Loeb has speculated that one type of technological equipment the project may detect could be "AI astronauts"[198] and in 2021 – in an opinion piece – that AI "will" "supersede natural intelligence",[199] while Martin Rees stated that there "may" be more civilizations than thought with the "majority of them" being artificial.[200] In particular, mid/far future or non-human applications of artificial intelligence could include advanced forms of artificial general intelligence that engages in space colonization or more narrow spaceflight-specific types of AI. In contrast, there have been concerns in relation to potential AGI or AI capable of embryo space colonization, or more generally natural intelligence-based space colonization, such as "safety of encounters with an alien AI",[201] [202] suffering risks (or inverse goals),[203] [204] moral license/responsibility in respect to colonization-effects,[205] or AI gone rogue (e.g. as portrayed with fictional David8 and HAL 9000). See also: space law and space ethics. Loeb has described the possibility of "AI astronauts" that engage in "supervised evolution" (see also: directed evolution, uplift, directed panspermia and space colonization).[206]

Astrochemistry

It can also be used to produce datasets of spectral signatures of molecules that may be involved in the atmospheric production or consumption of particular chemicals – such as phosphine possibly detected on Venus – which could prevent miss assignments and, if accuracy is improved, be used in future detections and identifications of molecules on other planets.[207]

Other fields of research

Evidence of general impacts

In April 2024, the Scientific Advice Mechanism to the European Commission published advice[208] including a comprehensive evidence review of the opportunities and challenges posed by artificial intelligence in scientific research.

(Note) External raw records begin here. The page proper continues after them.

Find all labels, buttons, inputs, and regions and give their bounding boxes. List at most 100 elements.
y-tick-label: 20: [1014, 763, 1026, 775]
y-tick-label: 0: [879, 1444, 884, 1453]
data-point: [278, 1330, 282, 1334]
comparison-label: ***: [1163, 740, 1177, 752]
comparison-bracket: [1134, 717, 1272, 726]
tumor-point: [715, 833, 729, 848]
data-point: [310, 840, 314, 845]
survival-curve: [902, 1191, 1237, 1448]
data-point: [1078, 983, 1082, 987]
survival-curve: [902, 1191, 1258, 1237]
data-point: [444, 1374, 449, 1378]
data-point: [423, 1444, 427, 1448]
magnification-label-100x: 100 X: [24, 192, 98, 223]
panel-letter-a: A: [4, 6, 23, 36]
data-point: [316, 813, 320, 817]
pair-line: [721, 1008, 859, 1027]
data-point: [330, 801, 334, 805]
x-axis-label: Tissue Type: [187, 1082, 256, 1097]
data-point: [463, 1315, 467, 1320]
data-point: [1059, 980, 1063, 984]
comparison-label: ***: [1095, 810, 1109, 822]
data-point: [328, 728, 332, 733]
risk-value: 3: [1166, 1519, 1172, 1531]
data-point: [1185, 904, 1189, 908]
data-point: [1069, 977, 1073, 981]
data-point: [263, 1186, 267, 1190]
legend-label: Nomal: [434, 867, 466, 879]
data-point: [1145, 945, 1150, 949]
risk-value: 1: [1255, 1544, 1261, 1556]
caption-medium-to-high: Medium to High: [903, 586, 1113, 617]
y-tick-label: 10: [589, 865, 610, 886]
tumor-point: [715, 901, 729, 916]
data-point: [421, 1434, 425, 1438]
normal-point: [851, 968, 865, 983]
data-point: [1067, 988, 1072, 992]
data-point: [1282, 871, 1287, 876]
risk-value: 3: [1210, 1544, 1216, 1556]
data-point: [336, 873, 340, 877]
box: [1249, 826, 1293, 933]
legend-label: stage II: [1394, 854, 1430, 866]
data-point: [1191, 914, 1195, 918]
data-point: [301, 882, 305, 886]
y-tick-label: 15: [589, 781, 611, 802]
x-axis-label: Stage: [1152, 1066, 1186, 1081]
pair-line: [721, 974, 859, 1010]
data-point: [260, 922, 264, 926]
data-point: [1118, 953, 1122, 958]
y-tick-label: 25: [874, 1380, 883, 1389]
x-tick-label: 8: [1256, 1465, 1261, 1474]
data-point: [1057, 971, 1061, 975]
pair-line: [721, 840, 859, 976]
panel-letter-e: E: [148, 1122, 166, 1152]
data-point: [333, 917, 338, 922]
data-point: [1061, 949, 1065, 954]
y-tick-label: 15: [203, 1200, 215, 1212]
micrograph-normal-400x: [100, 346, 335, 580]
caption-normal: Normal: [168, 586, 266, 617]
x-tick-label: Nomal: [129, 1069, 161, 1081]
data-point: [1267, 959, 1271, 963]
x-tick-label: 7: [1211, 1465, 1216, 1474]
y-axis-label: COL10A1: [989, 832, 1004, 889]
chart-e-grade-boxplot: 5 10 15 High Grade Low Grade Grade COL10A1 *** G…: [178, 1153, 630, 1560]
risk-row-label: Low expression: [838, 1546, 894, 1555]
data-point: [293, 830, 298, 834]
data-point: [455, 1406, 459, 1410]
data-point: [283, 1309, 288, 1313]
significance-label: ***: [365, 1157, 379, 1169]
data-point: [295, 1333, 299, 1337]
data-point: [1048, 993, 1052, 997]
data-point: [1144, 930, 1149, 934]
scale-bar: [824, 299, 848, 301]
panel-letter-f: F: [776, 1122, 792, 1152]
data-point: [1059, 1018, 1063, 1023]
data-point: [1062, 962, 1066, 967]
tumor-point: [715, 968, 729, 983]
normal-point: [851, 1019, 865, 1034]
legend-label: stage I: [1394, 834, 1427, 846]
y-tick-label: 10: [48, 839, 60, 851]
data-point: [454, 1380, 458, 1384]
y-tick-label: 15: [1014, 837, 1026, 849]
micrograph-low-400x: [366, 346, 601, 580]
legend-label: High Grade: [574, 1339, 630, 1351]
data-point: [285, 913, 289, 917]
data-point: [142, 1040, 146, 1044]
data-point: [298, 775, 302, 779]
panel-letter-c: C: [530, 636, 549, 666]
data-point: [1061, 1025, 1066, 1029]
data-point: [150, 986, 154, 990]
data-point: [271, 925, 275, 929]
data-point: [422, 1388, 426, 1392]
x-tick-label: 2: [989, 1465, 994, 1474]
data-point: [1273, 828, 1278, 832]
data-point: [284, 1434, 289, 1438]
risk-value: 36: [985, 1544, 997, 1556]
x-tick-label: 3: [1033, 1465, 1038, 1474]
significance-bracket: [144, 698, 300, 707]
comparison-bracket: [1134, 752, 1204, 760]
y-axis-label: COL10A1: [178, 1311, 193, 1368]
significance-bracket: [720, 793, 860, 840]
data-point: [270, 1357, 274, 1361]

As benefits, the evidence review[209] highlighted:

As challenges:

Archaeology, history and imaging of sites

See also: Digital archaeology. Machine learning can help to restore and attribute ancient texts.[210] It can help to index texts for example to enable better and easier searching[211] and classification of fragments.[212]

Artificial intelligence can also be used to investigate genomes to uncover genetic history, such as interbreeding between archaic and modern humans by which for example the past existence of a ghost population, not Neanderthal or Denisovan, was inferred.[213]

It can also be used for "non-invasive and non-destructive access to internal structures of archaeological remains".[214]

Physics

See main article: Machine learning in physics.

A deep learning system was reported to learn intuitive physics from visual data (of virtual 3D environments) based on an unpublished approach inspired by studies of visual cognition in infants.[215] [216] Other researchers have developed a machine learning algorithm that could discover sets of basic variables of various physical systems and predict the systems' future dynamics from video recordings of their behavior.[217] [218] In the future, it may be possible that such can be used to automate the discovery of physical laws of complex systems.[217]

Materials science

AI could be used for materials optimization and discovery such as the discovery of stable materials and the prediction of their crystal structure.[219]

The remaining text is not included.